The effect of pro-market reforms in the healthcare sector on hospital quality is a contentious and oft-discussed topic, not least due to the difficulties with measuring quality. We critically discussed a recent, prominent paper that analysed competitive reforms in the English NHS, for example. This article examines the effect of increased competition in Italy on health service utlisation: in the mid 1990s the Italian national health service moved from a system of national tariffs to region-specific tariffs in order for regions to better incentivise local health objectives and reflect production costs. For example, the tariffs for a vaginal delivery ranged from €697 to €1,750 in 2003. This variation between regions and over time provides a source of variation to analyse the effects of these reforms. The treatment is defined as a binary variable at each time point for whether the regions had switched from national to local tariffs, although one might suggest that this disposes of some interesting variation in how the policy was enacted. The headline finding is that the reforms had little or no effect on health, but did reduce utilisation of healthcare services. The authors interpret this as suggesting they reduce over-utilisation and hence improve efficiency. However, I am still pondering how this might work: presumably the marginal benefit of treating patients who do not require particular services is reduced, although the marginal cost of treating those patients who do not need it is likely also to be lower as they are healthier. The between-region differences in tariffs may well shed some light on this.

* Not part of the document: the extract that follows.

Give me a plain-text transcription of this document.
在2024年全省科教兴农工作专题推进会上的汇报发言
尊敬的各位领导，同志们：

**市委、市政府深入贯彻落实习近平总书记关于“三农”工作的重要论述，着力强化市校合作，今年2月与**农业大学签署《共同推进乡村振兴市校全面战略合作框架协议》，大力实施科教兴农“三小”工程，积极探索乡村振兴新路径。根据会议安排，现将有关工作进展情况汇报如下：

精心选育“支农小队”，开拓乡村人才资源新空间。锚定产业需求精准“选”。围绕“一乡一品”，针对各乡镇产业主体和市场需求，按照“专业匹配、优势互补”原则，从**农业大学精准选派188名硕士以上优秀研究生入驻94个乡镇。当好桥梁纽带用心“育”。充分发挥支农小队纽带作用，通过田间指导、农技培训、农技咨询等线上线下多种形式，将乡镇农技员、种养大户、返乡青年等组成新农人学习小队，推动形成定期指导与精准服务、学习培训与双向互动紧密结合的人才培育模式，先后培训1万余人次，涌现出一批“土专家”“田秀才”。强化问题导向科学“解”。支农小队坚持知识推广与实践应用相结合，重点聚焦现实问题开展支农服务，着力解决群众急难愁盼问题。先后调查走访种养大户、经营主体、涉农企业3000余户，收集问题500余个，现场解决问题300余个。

Short- and long-run estimates of the local effects of retirement on health. JRSS: A [RePEcPublished October 2016

The proportion of the population that is retired is growing. Governments have responded by increasing the retirement age to ensure the financial sustainability of pension schemes. But, retirement may have other consequences, not least on health. If retirement worsens one’s health then delaying the retirement age may improve population health, and if retirement is good for you, the opposite may occur. Retirement grants people a new lease of free time, which they may fill with health promoting activities, or the loss of activity and social relations may adversely impact on ones health and quality of life. In addition, people who are less healthy may be more likely to retire. Taken all together, estimating the effects of retirement on health presents an interesting statistical challenge with important implications for policy. This article uses the causal inference method du jour, regression discontinuity design, and the data are from that workhorse of British economic studies, the British Household Panel Survey. The discontinuity is obviously the retirement age; to deal with the potential reverse causality, eligibility for the state pension is used as an instrument. Overall the results suggest that the short term impact on health is minimal, although it does increase the risk of a person becoming sedentary, which in the long run may precipitate health problems.


Other articles on health econometrics in this special issue:

The association between asymmetric information, hospital competition and quality of healthcare: evidence from Italy.

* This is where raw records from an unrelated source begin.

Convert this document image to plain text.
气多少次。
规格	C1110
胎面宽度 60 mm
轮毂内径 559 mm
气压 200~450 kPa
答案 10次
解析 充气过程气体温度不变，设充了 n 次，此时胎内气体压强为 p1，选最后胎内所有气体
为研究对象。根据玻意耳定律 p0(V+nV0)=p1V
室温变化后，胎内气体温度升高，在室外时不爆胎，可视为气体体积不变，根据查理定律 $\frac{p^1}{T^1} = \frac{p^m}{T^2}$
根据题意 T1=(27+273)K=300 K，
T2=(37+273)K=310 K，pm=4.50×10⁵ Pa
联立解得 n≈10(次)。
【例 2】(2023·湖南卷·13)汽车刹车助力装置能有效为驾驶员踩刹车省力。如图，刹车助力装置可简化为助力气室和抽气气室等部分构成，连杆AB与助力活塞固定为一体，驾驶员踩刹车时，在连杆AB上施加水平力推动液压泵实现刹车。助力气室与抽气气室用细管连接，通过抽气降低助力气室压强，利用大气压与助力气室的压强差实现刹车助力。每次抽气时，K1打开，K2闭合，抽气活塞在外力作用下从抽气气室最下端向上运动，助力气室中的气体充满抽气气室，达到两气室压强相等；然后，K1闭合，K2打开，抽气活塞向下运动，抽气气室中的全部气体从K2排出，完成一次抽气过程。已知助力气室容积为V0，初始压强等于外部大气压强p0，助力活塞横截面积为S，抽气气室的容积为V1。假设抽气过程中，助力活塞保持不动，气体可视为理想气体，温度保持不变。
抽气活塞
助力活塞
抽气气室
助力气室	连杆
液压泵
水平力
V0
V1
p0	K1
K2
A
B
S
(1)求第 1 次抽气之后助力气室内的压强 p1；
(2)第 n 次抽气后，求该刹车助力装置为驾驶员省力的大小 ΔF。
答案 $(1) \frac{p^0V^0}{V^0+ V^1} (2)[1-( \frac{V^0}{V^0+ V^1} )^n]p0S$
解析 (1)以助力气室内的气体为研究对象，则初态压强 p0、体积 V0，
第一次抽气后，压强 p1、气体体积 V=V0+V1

This paper finds evidence that increased between hospital competition does not lead to improved outcomes as patients were choosing hospitals on the basis of information from their social networks. We featured this paper in a previous round-up.

A quasi-Monte-Carlo comparison of parametric and semiparametric regression methods for heavy-tailed and non-normal data: an application to healthcare costs.

This article considers the problem of modelling non-normally distributed healthcare costs data. Linear models with square root transformations and generalised linear models with square root link functions are found to perform the best.

Phantoms never die: living with unreliable population data.

Not strictly health econometrics, more demographics, this article explores how to make inferences about population mortality rates and trends when there are unreliable population data due to fluctuations in birth patterns. For researchers using macro health outcomes data, such corrections may prove useful.